Makna Filosofis di Balik Shouman dan Shiyaman
Perbedaan ini memiliki makna filosofis yang dalam. Shouman menggambarkan pengendalian diri pada aspek fisik, sementara Shiyaman mencerminkan pengendalian diri secara holistik, baik fisik maupun spiritual. Ustadz Halimi menjelaskan bahwa memahami perbedaan ini penting agar umat Islam tidak hanya berfokus pada aspek lahiriah dari puasa, tetapi juga aspek batiniah yang memperkuat hubungan dengan Allah.

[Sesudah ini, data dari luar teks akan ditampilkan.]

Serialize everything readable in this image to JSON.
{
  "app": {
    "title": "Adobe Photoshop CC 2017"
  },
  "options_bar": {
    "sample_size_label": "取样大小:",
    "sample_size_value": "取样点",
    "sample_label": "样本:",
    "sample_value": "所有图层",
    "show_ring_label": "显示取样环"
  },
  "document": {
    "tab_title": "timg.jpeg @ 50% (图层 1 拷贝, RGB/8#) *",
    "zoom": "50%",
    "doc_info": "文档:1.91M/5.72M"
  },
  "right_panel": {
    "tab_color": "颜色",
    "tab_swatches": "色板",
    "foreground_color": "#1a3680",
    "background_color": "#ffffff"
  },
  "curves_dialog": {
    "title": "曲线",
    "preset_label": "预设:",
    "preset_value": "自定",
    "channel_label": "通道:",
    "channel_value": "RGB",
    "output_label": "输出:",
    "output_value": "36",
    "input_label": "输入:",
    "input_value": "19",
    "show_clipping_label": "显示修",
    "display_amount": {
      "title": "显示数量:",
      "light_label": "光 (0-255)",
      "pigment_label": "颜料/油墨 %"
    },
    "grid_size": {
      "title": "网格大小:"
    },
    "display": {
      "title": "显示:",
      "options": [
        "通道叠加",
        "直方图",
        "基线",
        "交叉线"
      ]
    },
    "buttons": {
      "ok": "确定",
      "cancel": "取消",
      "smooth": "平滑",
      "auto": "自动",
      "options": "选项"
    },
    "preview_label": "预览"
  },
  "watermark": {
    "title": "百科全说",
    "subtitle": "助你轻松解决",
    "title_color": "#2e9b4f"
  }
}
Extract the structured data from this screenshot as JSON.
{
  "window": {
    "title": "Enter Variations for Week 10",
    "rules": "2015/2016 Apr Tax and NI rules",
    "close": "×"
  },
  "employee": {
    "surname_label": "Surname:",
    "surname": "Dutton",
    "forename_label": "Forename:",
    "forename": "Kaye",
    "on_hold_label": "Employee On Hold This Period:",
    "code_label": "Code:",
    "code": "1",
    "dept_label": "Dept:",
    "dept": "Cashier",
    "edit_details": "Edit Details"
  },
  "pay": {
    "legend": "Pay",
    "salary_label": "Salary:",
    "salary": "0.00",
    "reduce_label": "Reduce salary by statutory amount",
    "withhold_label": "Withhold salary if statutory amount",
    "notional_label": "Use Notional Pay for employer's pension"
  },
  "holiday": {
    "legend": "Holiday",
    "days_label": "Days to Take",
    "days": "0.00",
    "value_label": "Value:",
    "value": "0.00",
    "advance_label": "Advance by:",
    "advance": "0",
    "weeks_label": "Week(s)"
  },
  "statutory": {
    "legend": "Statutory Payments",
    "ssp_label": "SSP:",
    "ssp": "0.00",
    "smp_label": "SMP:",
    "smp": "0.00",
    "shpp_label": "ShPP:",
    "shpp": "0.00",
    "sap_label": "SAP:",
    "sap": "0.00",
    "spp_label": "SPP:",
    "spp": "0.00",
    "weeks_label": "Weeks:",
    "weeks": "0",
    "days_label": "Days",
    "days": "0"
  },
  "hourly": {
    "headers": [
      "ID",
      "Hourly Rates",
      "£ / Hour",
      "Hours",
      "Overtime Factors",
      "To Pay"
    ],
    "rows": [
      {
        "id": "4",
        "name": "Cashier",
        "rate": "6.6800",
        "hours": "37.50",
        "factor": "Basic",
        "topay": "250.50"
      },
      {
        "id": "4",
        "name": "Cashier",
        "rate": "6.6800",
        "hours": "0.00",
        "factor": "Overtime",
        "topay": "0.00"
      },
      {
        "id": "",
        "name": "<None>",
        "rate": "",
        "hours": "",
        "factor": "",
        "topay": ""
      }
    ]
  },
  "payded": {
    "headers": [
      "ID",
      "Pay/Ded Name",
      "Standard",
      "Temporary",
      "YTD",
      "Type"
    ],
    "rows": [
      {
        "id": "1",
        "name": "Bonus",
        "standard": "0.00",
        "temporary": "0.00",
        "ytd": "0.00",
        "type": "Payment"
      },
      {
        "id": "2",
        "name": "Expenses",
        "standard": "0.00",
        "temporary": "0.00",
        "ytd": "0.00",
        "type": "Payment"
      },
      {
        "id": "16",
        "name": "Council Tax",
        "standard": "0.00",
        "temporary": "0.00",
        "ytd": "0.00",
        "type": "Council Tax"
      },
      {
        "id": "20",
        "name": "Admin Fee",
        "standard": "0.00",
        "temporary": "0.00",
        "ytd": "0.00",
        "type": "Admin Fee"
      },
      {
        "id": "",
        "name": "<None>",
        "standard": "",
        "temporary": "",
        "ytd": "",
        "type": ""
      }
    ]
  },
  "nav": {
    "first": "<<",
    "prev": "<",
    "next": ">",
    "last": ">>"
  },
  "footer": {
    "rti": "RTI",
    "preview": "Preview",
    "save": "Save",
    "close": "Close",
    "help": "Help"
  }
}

Dari penjelasan Ustadz Halimi, terlihat bahwa puasa bukan sekadar ritual fisik tetapi juga latihan spiritual. Perbedaan antara Shouman dan Shiyaman mengingatkan kita untuk menjadikan puasa sebagai momen memperbaiki diri secara menyeluruh. Dengan memahami kedua istilah ini, diharapkan umat Islam dapat menjalani puasa Ramadhan dengan lebih bermakna dan berkualitas.
Semoga penjelasan ini bisa memperkaya wawasan kita tentang puasa dan membantu kita menjadi pribadi yang lebih baik di bulan suci Ramadhan. [mum/alv]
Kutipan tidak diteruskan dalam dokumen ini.